The humour here is reminiscent of Samuel Beckett's plays, but the cherries in Miller's orchard are bitter, certainly more so than in John Mortimer's compassionate adaptation at York Theatre Royal in 1999.
On Isabella Bywater's expansive set of a wooden house - where you can see through the frames as if it were an X-ray - Miller creates intimacy and insularity and a sense of being trapped, despite the chance to move on.

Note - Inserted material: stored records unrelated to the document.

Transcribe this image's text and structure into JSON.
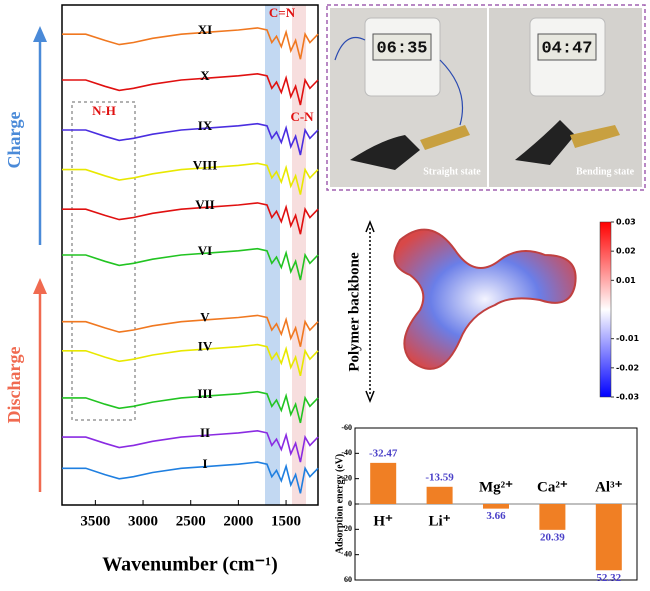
{
  "chart_data": [
    {
      "type": "line",
      "xlabel": "Wavenumber (cm⁻¹)",
      "x": [
        3850,
        3600,
        3400,
        3250,
        3100,
        2900,
        2600,
        2300,
        2000,
        1800,
        1700,
        1650,
        1600,
        1550,
        1500,
        1450,
        1400,
        1350,
        1300,
        1250,
        1165
      ],
      "xlim": [
        3850,
        1165
      ],
      "xticks": [
        3500,
        3000,
        2500,
        2000,
        1500
      ],
      "ylim": [
        0,
        12
      ],
      "annotations": [
        "C=N",
        "C-N",
        "N-H",
        "Charge",
        "Discharge"
      ],
      "series": [
        {
          "name": "I",
          "color": "#1f7fe0",
          "values": [
            0.88,
            0.88,
            0.73,
            0.63,
            0.68,
            0.78,
            0.88,
            0.93,
            0.98,
            1.03,
            0.98,
            0.68,
            0.83,
            0.58,
            0.93,
            0.48,
            0.73,
            0.28,
            0.88,
            0.68,
            0.88
          ]
        },
        {
          "name": "II",
          "color": "#8a2be2",
          "values": [
            1.63,
            1.63,
            1.48,
            1.38,
            1.43,
            1.53,
            1.63,
            1.68,
            1.73,
            1.78,
            1.73,
            1.43,
            1.58,
            1.33,
            1.68,
            1.23,
            1.48,
            1.03,
            1.63,
            1.43,
            1.63
          ]
        },
        {
          "name": "III",
          "color": "#22c422",
          "values": [
            2.57,
            2.57,
            2.42,
            2.32,
            2.37,
            2.47,
            2.57,
            2.62,
            2.67,
            2.72,
            2.67,
            2.37,
            2.52,
            2.27,
            2.62,
            2.17,
            2.42,
            1.97,
            2.57,
            2.37,
            2.57
          ]
        },
        {
          "name": "IV",
          "color": "#e8e800",
          "values": [
            3.7,
            3.7,
            3.55,
            3.45,
            3.5,
            3.6,
            3.7,
            3.75,
            3.8,
            3.85,
            3.8,
            3.5,
            3.65,
            3.4,
            3.75,
            3.3,
            3.55,
            3.1,
            3.7,
            3.5,
            3.7
          ]
        },
        {
          "name": "V",
          "color": "#f07820",
          "values": [
            4.4,
            4.4,
            4.25,
            4.15,
            4.2,
            4.3,
            4.4,
            4.45,
            4.5,
            4.55,
            4.5,
            4.2,
            4.35,
            4.1,
            4.45,
            4,
            4.25,
            3.8,
            4.4,
            4.2,
            4.4
          ]
        },
        {
          "name": "VI",
          "color": "#22c422",
          "values": [
            6,
            6,
            5.85,
            5.75,
            5.8,
            5.9,
            6,
            6.05,
            6.1,
            6.15,
            6.1,
            5.8,
            5.95,
            5.7,
            6.05,
            5.6,
            5.85,
            5.4,
            6,
            5.8,
            6
          ]
        },
        {
          "name": "VII",
          "color": "#e01010",
          "values": [
            7.1,
            7.1,
            6.95,
            6.85,
            6.9,
            7,
            7.1,
            7.15,
            7.2,
            7.25,
            7.2,
            6.9,
            7.05,
            6.8,
            7.15,
            6.7,
            6.95,
            6.5,
            7.1,
            6.9,
            7.1
          ]
        },
        {
          "name": "VIII",
          "color": "#e8e800",
          "values": [
            8.05,
            8.05,
            7.9,
            7.8,
            7.85,
            7.95,
            8.05,
            8.1,
            8.15,
            8.2,
            8.15,
            7.85,
            8,
            7.75,
            8.1,
            7.65,
            7.9,
            7.45,
            8.05,
            7.85,
            8.05
          ]
        },
        {
          "name": "IX",
          "color": "#4a2ee0",
          "values": [
            9,
            9,
            8.85,
            8.75,
            8.8,
            8.9,
            9,
            9.05,
            9.1,
            9.15,
            9.1,
            8.8,
            8.95,
            8.7,
            9.05,
            8.6,
            8.85,
            8.4,
            9,
            8.8,
            9
          ]
        },
        {
          "name": "X",
          "color": "#e01010",
          "values": [
            10.2,
            10.2,
            10.05,
            9.95,
            10,
            10.1,
            10.2,
            10.25,
            10.3,
            10.35,
            10.3,
            10,
            10.15,
            9.9,
            10.25,
            9.8,
            10.05,
            9.6,
            10.2,
            10,
            10.2
          ]
        },
        {
          "name": "XI",
          "color": "#f07820",
          "values": [
            11.3,
            11.3,
            11.15,
            11.05,
            11.1,
            11.2,
            11.3,
            11.35,
            11.4,
            11.45,
            11.4,
            11.1,
            11.25,
            11,
            11.35,
            10.9,
            11.15,
            10.7,
            11.3,
            11.1,
            11.3
          ]
        }
      ]
    },
    {
      "type": "bar",
      "ylabel": "Adsorption energy (eV)",
      "categories": [
        "H⁺",
        "Li⁺",
        "Mg²⁺",
        "Ca²⁺",
        "Al³⁺"
      ],
      "values": [
        -32.47,
        -13.59,
        3.66,
        20.39,
        52.32
      ],
      "color": "#f07f24",
      "label_color": "#4a40c8",
      "ylim": [
        60,
        -60
      ],
      "yticks": [
        -60,
        -40,
        -20,
        0,
        20,
        40,
        60
      ]
    },
    {
      "type": "colorbar",
      "ylim": [
        -0.03,
        0.03
      ],
      "yticks": [
        0.03,
        0.02,
        0.01,
        -0.01,
        -0.02,
        -0.03
      ],
      "colors": [
        "#0000ff",
        "#ffffff",
        "#ff0000"
      ]
    }
  ],
  "esp": {
    "label": "Polymer backbone"
  },
  "photo": {
    "timers": [
      "06:35",
      "04:47"
    ],
    "captions": [
      "Straight state",
      "Bending state"
    ]
  }
}
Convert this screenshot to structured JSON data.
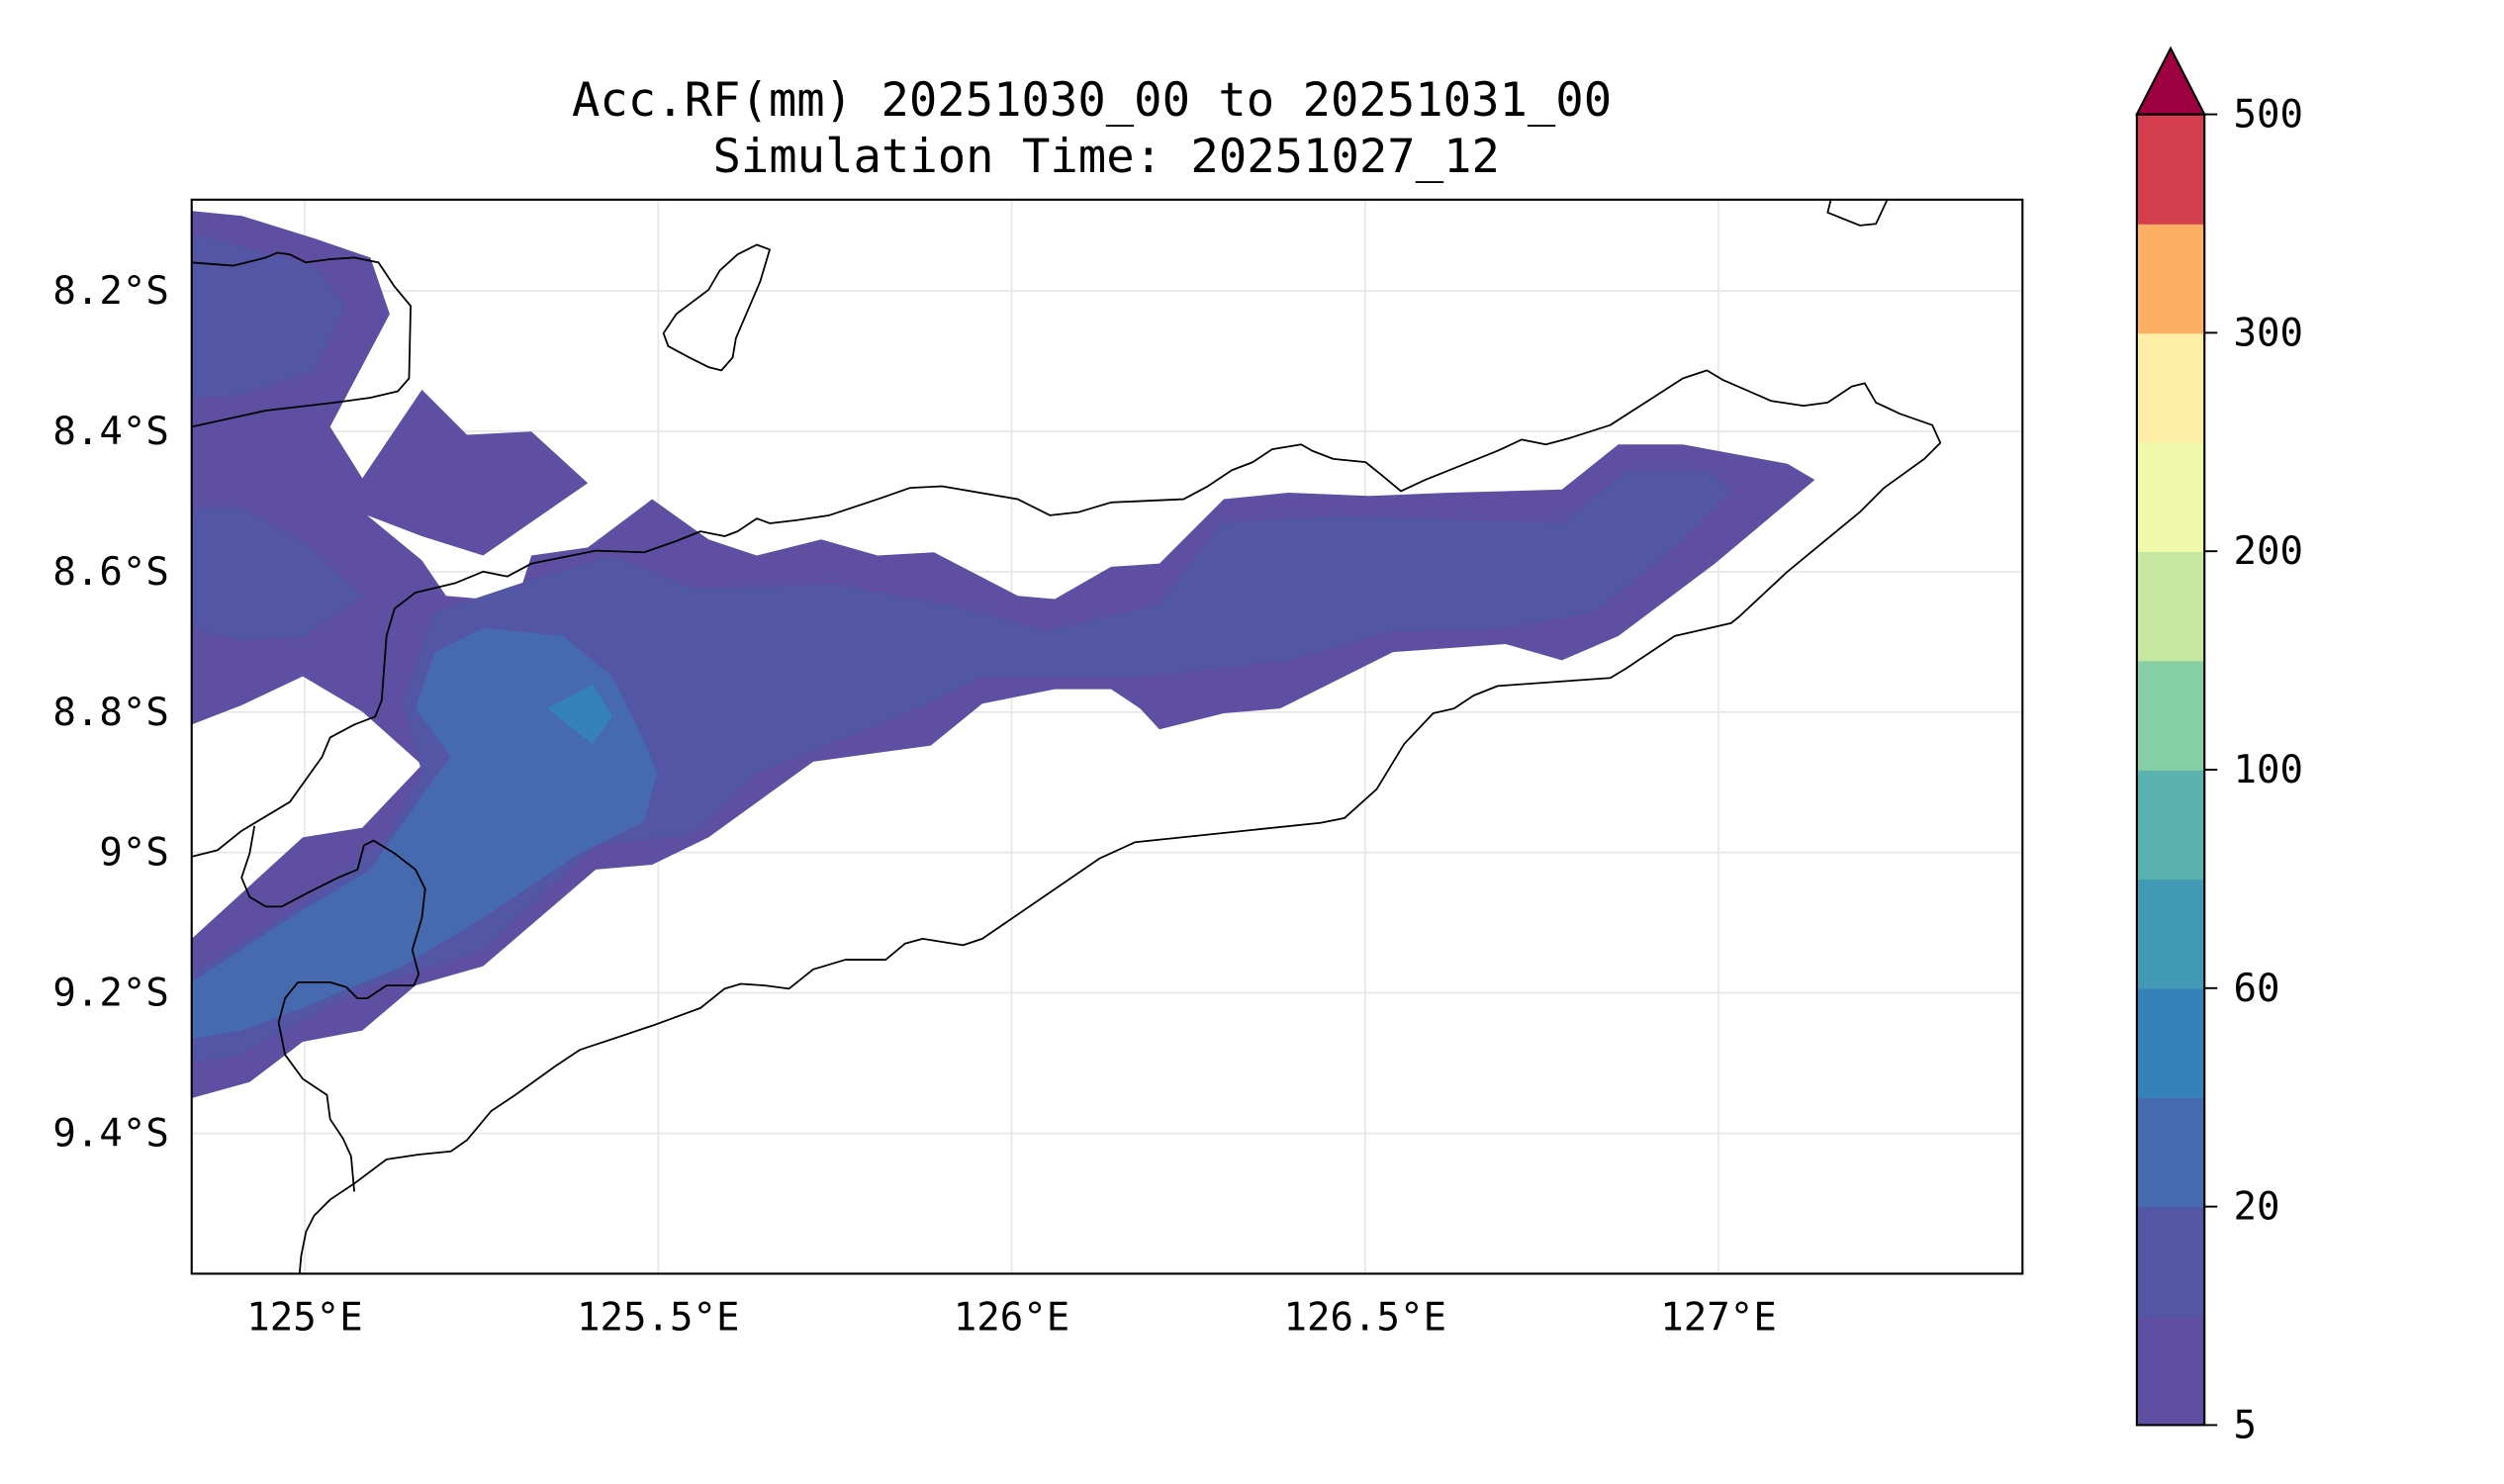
{
  "chart_data": {
    "type": "contourf",
    "title": "Acc.RF(mm) 20251030_00 to 20251031_00",
    "subtitle": "Simulation Time: 20251027_12",
    "xlabel": "",
    "ylabel": "",
    "xlim": [
      124.84,
      127.43
    ],
    "ylim": [
      -9.6,
      -8.07
    ],
    "grid": true,
    "x_ticks": [
      {
        "value": 125.0,
        "label": "125°E"
      },
      {
        "value": 125.5,
        "label": "125.5°E"
      },
      {
        "value": 126.0,
        "label": "126°E"
      },
      {
        "value": 126.5,
        "label": "126.5°E"
      },
      {
        "value": 127.0,
        "label": "127°E"
      }
    ],
    "y_ticks": [
      {
        "value": -8.2,
        "label": "8.2°S"
      },
      {
        "value": -8.4,
        "label": "8.4°S"
      },
      {
        "value": -8.6,
        "label": "8.6°S"
      },
      {
        "value": -8.8,
        "label": "8.8°S"
      },
      {
        "value": -9.0,
        "label": "9°S"
      },
      {
        "value": -9.2,
        "label": "9.2°S"
      },
      {
        "value": -9.4,
        "label": "9.4°S"
      }
    ],
    "colorbar": {
      "extend": "max",
      "band_colors": [
        "#5e4fa2",
        "#5356a5",
        "#466ab0",
        "#3582ba",
        "#4199b6",
        "#59b2ad",
        "#86cfa5",
        "#c5e79f",
        "#f0f8a9",
        "#feeea5",
        "#fdb063",
        "#d53e4f"
      ],
      "extend_color": "#9e0142",
      "ticks": [
        {
          "value": 5,
          "label": "5",
          "band_index": 0
        },
        {
          "value": 20,
          "label": "20",
          "band_index": 2
        },
        {
          "value": 60,
          "label": "60",
          "band_index": 4
        },
        {
          "value": 100,
          "label": "100",
          "band_index": 6
        },
        {
          "value": 200,
          "label": "200",
          "band_index": 8
        },
        {
          "value": 300,
          "label": "300",
          "band_index": 10
        },
        {
          "value": 500,
          "label": "500",
          "band_index": 12
        }
      ]
    },
    "rainfall_regions": [
      {
        "range_mm": "5-10",
        "color": "#5e4fa2"
      },
      {
        "range_mm": "10-20",
        "color": "#5356a5"
      },
      {
        "range_mm": "20-40",
        "color": "#466ab0"
      },
      {
        "range_mm": "40-60",
        "color": "#3582ba"
      }
    ]
  }
}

Conversations overlap, a rarity in theatre, but one of those touches that gives Miller's production its distinctive personality, while scenes move at a pace that defies change or Miller holds a mood like a sustained musical note, particularly when sadness spreads across Lumley's face, her posture slumped for the only time at the news of the orchard's sale.
Lumley looks as lusciously Lumley as you would expect, and her Ravenskaya is marked both by a deep-set sadness at the loss of her son and a refusal to enter the world of adult responsibility.
There is a distance to her, yet she is still captivating.
As adapted in no frills form by Pam Gems, this is a harsh yet humorous Cherry Orchard, full of realism and stripped of the vestiges of romance. In our self-centred age, it is more apt than ever.
- Joanna Lumley in The Cherry Orchard, Sheffield Crucible Theatre, until May 7. Box office: 0114 249 6000.